O Pregador, no uso de sua capacidade sobrenatural de avaliar a existência humana com conhecimento e sabedoria dadas por Deus, insiste em procurar um modo de marcar sua presença no mundo e na história, encontrando, assim, um sentido para a vida. Entretanto, nesse trecho de sua reflexão, em vez de ele avançar em seus propósitos, acaba por se decepcionar com uma realidade inalienável a todos os seres humanos, independente de como vivam e do que façam ao longo de suas vidas. Assim, ele continua a comparar os dois tipos de vida que os homens podem ter a fim de avaliar os resultados (v.12a): “Então, eu refleti sobre a sabedoria e sobre a loucura e a insensatez. Essa é uma frase que ele já disse antes e, vale lembrar, que, ao citar “a loucura e a insensatez”, trata-se do pensamento e comportamento do insensato (ver comentário sobre Ec 1.17a).

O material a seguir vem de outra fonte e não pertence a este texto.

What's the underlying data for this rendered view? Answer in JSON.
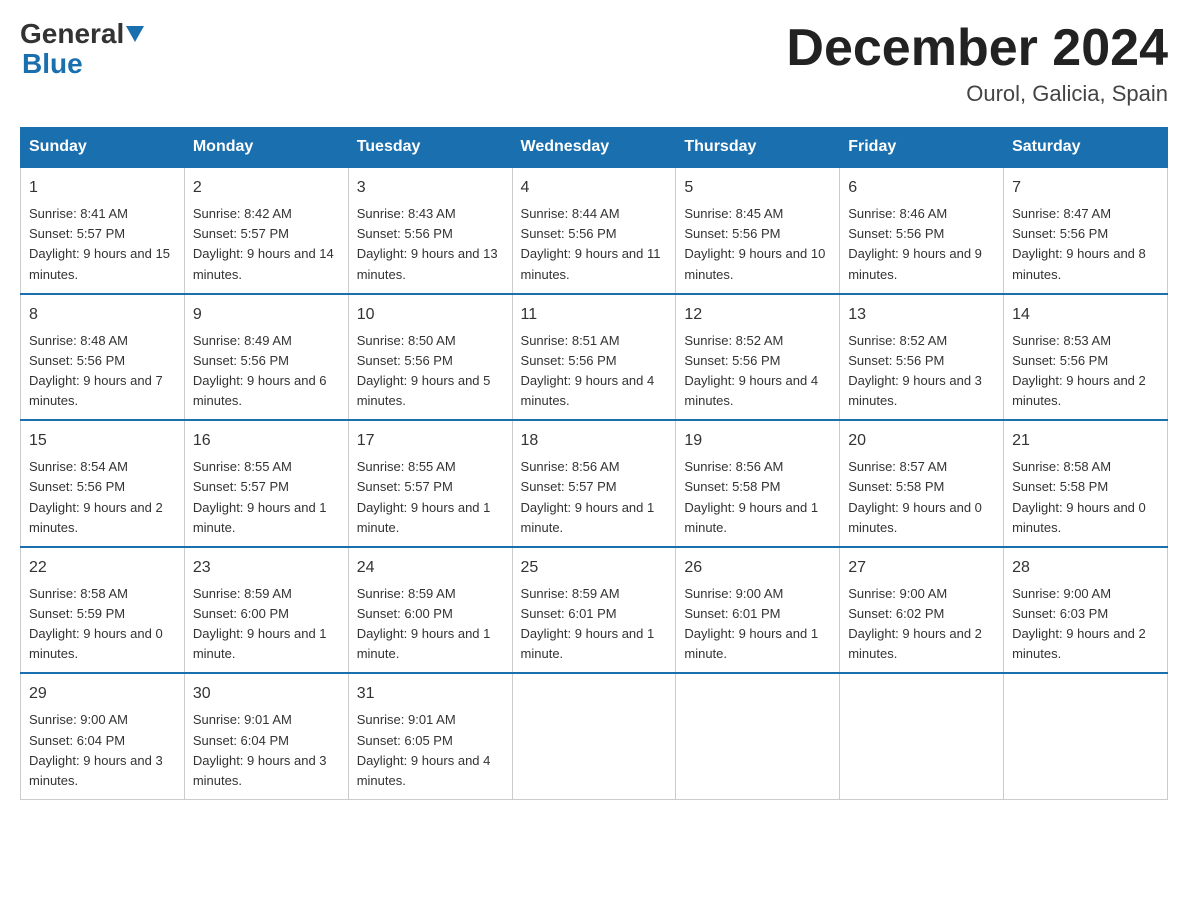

O que choca os tradutores e comentaristas é a segunda parte do versículo, tanto por sua complexidade na tradução como pela difícil compreensão de aonde o autor quer chegar ao dizer o seguinte (v.12b): “Pois o que pode fazer o sucessor de um rei além do que esse rei já fez?”. Ao que tudo indica, Salomão está pensando em que pode ele marcar seu reinado de modo indelével e ímpar que nunca tivesse sido feito por um rei e que jamais seria repetido por outros. Será que ele poderia fazer construções incomparáveis? Seria mais rico que qualquer pessoa na história? Conquistaria mais reinos que todos os governantes no mundo? Deixaria escritas memórias mais sábias e valiosas que qualquer outro ser humano que vivesse? É claro que o tom pessimista que ele dá à sua pergunta, além de evidenciar seu caráter retórico,[1] já é sua resposta, indicando que ele concluiu que talvez fosse incapaz até mesmo de superar de maneira marcante e única os reis que vieram antes dele, dentre eles seu próprio pai. De fato, não estava aí a resposta que ele procurava para dar sentido à vida. Como ele guarda o conceito de que “não há nada novo” (Ec 1.9), ele deve ter percebido que poderia até repetir os feitos de outras pessoas em uma medida ou outra, mas não excedê-los significativa e definitivamente,[2] nem fazer qualquer coisa que jamais pudesse ser repetida por outros.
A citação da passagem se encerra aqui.